Robots should learn new tasks from humans. But how do humans convey what they want the robot to do? Existing methods largely rely on humans physically guiding the robot arm throughout their intended task. Unfortunately — as we scale up the amount of data — physical guidance becomes prohibitively burdensome. Not only do humans need to operate robot hardware but also modify the environment (e.g., moving and resetting objects) to provide multiple task examples. In this work we propose L2D2, a sketching interface and imitation learning algorithm where humans can provide demonstrations by drawing the task. L2D2 starts with a single image of the robot arm and its workspace. Using a tablet, users draw and label trajectories on this image to illustrate how the robot should act. To collect new and diverse demonstrations, we no longer need the human to physically reset the workspace; instead, L2D2 leverages vision-language segmentation to autonomously vary object locations and generate synthetic images for the human to draw upon. We recognize that drawing trajectories is not as information-rich as physically demonstrating the task. Drawings are 2-dimensional and do not capture how the robot’s actions affect its environment. To address these fundamental challenges the next stage of L2D2 grounds the human’s static, 2D drawings in our dynamic, 3D world by leveraging a small set of physical demonstrations. Our experiments and user study suggest that L2D2 enables humans to provide more demonstrations with less time and effort than traditional approaches, and users prefer drawings over physical manipulation. When compared to other drawing-based approaches, we find that L2D2 learns more performant robot policies, requires a smaller dataset, and can generalize to longer-horizon tasks. See our project website: https://collab.me.vt.edu/L2D2/

查看原文本刊更多论文

L2D2：机器人从2D图纸中学习

机器人应该向人类学习新任务。但是人类如何传达他们想让机器人做的事情呢？现有的方法在很大程度上依赖于人类在完成预定任务时对机器人手臂的物理指导。不幸的是，随着数据量的增加，物理指导变得非常繁重。人类不仅需要操作机器人硬件，还需要修改环境（例如移动和重置物体）来提供多个任务示例。在这项工作中，我们提出了L2D2，一个素描界面和模仿学习算法，人类可以通过绘制任务来提供演示。L2D2从机器人手臂及其工作空间的单一图像开始。使用平板电脑，用户在图像上绘制并标记轨迹，以说明机器人应该如何行动。为了收集新的和多样化的演示，我们不再需要人类物理地重置工作空间；相反，L2D2利用视觉语言分割来自主改变物体位置，并生成供人类使用的合成图像。我们认识到，绘制轨迹并不像实际演示任务那样信息丰富。图纸是二维的，不能捕捉机器人的动作如何影响其环境。为了解决这些根本性的挑战，L2D2的下一阶段通过利用一小部分物理演示，将人类静态的2D绘图置于动态的3D世界中。我们的实验和用户研究表明，与传统方法相比，L2D2使人类能够以更少的时间和精力提供更多的演示，并且用户更喜欢绘图而不是物理操作。与其他基于绘图的方法相比，我们发现L2D2学习了更高性能的机器人策略，需要更小的数据集，并且可以推广到更长期的任务。请参阅我们的项目网站：https://collab.me.vt.edu/L2D2/

本文章由计算机程序翻译，如有差异，请以英文原文为准。

求助全文

约1分钟内获得全文求助全文

来源期刊

Autonomous Robots 工程技术-机器人学

CiteScore

7.90

自引率

5.70%

发文量

审稿时长

3 months

期刊介绍： Autonomous Robots reports on the theory and applications of robotic systems capable of some degree of self-sufficiency.

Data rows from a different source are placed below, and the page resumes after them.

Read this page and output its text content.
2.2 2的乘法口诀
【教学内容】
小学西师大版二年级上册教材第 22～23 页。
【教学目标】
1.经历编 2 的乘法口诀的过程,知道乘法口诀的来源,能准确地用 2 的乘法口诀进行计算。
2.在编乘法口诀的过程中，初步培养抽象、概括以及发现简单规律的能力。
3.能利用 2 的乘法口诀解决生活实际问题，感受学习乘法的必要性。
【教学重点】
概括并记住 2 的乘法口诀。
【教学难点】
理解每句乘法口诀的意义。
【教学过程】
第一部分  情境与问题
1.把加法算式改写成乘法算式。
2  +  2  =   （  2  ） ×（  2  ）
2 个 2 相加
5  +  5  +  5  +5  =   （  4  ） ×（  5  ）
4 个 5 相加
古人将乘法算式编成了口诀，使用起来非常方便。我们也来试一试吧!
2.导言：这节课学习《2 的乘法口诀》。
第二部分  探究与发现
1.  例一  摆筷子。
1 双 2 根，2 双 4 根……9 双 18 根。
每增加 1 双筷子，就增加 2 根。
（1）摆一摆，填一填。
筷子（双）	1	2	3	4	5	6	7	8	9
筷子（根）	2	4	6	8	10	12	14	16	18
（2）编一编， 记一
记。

It features papers that include performance data on actual robots in the real world. Coverage includes: control of autonomous robots · real-time vision · autonomous wheeled and tracked vehicles · legged vehicles · computational architectures for autonomous systems · distributed architectures for learning, control and adaptation · studies of autonomous robot systems · sensor fusion · theory of autonomous systems · terrain mapping and recognition · self-calibration and self-repair for robots · self-reproducing intelligent structures · genetic algorithms as models for robot development. The focus is on the ability to move and be self-sufficient, not on whether the system is an imitation of biology. Of course, biological models for robotic systems are of major interest to the journal since living systems are prototypes for autonomous behavior.